FFME : fuite de données des licenciés

La Fédération française de la montagne et de l’escalade (FFME) a été victime début janvier 2025 d’une cyberattaque ayant entraîné l’extraction de données personnelles de ses licenciés et de ses structures affiliées. Dans un communiqué relayé le 23 janvier 2025, la fédération a indiqué avoir informé la CNIL de cette violation et déposé plainte auprès des autorités compétentes. Les données concernées comprennent les nom et prénom, l’adresse postale, l’adresse électronique, un identifiant, la date de naissance et le numéro de téléphone. La FFME précise qu’aucune donnée bancaire ni aucun mot de passe n’ont été compromis.

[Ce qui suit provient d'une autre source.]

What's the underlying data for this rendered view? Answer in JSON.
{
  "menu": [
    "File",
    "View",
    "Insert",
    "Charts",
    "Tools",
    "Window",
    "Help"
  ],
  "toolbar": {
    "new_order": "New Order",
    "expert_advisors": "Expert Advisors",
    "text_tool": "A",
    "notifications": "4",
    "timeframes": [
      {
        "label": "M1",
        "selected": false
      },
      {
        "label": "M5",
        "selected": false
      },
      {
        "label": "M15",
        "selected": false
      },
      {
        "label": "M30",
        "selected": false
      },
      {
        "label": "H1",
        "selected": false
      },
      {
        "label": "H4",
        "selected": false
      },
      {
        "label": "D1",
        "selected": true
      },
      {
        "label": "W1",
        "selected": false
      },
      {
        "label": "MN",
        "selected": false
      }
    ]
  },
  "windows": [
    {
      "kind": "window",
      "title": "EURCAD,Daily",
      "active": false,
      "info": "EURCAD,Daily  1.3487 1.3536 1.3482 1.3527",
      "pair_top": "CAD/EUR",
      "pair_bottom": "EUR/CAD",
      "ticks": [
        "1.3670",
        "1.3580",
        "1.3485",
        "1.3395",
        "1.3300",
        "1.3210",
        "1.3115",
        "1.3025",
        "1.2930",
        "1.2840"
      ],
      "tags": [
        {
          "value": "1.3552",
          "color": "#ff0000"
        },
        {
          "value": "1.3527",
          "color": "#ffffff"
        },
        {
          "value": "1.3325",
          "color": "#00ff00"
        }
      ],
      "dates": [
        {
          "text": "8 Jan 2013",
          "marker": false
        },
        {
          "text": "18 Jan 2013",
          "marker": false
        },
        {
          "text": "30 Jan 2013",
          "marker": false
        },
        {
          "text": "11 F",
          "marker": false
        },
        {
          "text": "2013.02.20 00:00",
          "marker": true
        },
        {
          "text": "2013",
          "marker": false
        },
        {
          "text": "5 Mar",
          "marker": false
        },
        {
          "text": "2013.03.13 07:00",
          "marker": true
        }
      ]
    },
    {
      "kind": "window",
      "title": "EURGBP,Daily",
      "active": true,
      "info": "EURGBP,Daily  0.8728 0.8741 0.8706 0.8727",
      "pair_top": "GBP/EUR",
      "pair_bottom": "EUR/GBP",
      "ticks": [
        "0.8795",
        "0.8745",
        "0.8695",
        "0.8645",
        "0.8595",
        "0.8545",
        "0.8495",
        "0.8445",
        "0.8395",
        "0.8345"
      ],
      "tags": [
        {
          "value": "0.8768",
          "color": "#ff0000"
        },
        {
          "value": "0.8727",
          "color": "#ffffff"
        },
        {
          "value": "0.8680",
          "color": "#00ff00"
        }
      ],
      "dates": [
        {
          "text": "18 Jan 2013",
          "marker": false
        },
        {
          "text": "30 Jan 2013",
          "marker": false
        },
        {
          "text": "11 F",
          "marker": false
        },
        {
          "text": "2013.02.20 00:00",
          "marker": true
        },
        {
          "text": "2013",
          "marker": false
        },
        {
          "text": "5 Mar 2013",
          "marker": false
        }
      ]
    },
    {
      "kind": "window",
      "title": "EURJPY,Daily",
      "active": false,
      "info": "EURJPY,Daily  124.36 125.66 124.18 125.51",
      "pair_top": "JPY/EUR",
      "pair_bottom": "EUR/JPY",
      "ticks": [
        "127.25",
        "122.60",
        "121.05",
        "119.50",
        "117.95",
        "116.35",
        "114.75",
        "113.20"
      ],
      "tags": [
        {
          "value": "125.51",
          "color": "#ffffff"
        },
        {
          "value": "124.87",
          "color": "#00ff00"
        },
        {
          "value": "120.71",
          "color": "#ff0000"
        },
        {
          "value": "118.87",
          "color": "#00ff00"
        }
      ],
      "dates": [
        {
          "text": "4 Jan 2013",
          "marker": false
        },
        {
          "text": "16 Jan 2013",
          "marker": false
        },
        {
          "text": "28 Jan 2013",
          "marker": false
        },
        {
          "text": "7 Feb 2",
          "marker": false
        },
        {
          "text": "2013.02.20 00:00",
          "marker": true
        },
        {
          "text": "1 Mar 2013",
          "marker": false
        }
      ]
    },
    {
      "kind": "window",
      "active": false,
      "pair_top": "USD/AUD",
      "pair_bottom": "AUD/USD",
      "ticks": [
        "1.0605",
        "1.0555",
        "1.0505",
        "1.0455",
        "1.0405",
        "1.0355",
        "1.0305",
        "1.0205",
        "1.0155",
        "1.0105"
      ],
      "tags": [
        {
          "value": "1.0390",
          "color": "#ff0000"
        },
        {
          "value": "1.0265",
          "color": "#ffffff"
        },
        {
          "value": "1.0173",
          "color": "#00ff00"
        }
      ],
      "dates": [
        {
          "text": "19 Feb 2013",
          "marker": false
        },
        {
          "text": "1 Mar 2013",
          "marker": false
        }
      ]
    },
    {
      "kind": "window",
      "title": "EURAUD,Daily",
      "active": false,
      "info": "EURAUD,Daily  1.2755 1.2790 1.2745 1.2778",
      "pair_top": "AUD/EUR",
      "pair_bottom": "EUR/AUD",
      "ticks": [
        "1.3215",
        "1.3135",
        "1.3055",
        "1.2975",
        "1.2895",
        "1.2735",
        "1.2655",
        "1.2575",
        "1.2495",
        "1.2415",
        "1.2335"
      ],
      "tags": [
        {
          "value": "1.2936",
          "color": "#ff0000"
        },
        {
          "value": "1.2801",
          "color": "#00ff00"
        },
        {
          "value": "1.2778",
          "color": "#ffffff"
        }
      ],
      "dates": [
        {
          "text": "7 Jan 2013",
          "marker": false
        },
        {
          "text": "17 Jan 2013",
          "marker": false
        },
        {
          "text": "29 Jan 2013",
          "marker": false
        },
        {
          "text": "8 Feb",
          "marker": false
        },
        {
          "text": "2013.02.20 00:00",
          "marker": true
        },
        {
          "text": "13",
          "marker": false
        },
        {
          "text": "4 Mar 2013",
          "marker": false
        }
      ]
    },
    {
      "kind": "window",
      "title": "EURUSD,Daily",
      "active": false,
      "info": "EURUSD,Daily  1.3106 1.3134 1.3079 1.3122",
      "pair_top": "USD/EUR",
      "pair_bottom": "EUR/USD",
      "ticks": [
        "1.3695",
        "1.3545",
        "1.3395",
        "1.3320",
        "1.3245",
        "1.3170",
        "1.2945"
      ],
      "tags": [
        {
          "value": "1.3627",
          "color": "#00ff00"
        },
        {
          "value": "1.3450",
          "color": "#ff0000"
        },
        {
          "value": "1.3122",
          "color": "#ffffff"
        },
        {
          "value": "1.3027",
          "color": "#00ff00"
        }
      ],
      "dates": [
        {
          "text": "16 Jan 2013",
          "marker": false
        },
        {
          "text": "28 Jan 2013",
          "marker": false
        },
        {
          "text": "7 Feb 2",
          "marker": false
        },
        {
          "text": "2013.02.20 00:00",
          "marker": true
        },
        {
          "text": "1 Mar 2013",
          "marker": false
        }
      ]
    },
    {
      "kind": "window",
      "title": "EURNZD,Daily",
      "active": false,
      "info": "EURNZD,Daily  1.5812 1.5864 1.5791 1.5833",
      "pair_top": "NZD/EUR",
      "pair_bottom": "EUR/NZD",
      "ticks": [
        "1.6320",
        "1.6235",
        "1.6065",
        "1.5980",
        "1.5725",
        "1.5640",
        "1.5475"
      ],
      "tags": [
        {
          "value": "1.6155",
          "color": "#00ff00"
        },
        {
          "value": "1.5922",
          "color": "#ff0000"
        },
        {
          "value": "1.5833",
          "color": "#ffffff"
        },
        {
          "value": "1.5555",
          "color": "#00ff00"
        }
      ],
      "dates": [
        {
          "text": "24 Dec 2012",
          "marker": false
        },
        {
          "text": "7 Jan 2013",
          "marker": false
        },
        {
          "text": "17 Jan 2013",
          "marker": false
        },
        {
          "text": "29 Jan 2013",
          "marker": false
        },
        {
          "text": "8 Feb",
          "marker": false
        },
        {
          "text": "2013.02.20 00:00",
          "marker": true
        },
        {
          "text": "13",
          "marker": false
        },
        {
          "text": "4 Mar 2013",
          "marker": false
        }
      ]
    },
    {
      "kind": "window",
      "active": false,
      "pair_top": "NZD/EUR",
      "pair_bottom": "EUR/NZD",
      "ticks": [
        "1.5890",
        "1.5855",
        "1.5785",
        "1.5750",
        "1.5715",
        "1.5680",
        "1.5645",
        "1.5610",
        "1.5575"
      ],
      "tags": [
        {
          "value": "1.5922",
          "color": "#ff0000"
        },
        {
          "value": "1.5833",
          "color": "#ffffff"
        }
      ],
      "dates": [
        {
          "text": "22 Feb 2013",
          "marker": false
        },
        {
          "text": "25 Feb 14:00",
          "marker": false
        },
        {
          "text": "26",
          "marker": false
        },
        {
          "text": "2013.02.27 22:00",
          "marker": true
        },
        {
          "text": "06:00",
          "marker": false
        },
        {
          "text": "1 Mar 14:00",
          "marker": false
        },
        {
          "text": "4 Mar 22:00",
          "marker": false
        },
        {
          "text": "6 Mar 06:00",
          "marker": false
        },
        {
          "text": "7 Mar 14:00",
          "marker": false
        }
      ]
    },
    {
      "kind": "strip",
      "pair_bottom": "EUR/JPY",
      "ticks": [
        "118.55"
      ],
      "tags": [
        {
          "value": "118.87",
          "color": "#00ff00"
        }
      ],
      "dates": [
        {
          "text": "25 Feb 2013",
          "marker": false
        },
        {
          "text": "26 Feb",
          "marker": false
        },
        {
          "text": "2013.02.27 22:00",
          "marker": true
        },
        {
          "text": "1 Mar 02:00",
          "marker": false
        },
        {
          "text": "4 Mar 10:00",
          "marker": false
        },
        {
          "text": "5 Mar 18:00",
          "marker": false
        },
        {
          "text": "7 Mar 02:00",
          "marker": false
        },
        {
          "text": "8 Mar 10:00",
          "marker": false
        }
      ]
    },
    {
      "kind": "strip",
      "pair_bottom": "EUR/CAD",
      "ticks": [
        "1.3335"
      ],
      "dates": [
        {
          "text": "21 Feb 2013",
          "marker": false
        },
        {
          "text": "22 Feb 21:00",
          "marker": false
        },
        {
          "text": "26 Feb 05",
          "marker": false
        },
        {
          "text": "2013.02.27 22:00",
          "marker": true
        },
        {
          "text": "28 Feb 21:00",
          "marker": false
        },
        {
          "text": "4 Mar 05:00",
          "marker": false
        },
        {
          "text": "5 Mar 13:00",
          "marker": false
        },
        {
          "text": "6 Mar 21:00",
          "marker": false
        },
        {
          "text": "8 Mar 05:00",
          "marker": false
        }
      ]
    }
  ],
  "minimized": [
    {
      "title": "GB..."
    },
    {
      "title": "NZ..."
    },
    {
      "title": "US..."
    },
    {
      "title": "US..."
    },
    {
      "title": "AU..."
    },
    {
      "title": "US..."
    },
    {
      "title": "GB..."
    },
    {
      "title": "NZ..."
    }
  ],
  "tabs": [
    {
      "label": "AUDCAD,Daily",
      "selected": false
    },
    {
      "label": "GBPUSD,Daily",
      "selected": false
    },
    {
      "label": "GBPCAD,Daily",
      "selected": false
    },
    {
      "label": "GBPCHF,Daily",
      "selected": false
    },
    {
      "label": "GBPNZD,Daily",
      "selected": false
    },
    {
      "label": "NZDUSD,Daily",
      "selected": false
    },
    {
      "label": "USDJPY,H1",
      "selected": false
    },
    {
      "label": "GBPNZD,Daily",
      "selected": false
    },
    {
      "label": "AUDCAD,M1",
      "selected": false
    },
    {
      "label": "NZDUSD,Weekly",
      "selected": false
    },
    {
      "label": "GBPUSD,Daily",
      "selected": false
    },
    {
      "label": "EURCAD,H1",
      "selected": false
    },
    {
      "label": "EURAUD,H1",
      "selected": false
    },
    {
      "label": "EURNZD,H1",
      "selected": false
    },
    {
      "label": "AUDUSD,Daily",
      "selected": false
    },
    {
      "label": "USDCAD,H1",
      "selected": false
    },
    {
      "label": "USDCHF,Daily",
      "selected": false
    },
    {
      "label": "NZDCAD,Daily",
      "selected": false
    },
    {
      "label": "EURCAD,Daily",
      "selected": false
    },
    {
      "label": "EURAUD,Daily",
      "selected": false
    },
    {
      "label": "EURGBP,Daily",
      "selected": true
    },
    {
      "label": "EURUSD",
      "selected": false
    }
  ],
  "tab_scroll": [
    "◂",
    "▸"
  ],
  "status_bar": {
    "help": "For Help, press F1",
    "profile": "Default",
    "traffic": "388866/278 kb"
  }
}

Selon les éléments rapportés par la presse spécialisée, l’attaque aurait exploité une faille de téléversement de fichiers, un licencié pouvant déposer un fichier de n’importe quel type sans filtrage côté serveur, le code étant ensuite exécuté côté serveur et ouvrant un accès à la base de données. Contrairement à la plupart des autres fédérations touchées à la même période, la FFME n’utilisait pas la plateforme de licences du prestataire mis en cause dans les attaques voisines, ce qui en fait un vecteur distinct mais comparable.

Le nombre exact de personnes affectées n’a pas été communiqué officiellement. À titre de repère, la fédération recense environ 120 000 licenciés. Le chiffre de plusieurs centaines de milliers de comptes parfois associé à la FFME par des agrégateurs paraît relever d’une erreur d’attribution avec une autre fédération, et n’est donc pas retenu ici.

Cet épisode s’inscrit dans une vague plus large de cyberattaques ayant visé de nombreuses fédérations sportives françaises au cours de l’hiver 2024-2025, avec revente de données sur des forums cybercriminels. Les sources concordent sur les risques principaux pour les personnes concernées, à savoir l’hameçonnage, les tentatives de fraude et l’usurpation d’identité, et la FFME a appelé ses licenciés à une vigilance renforcée.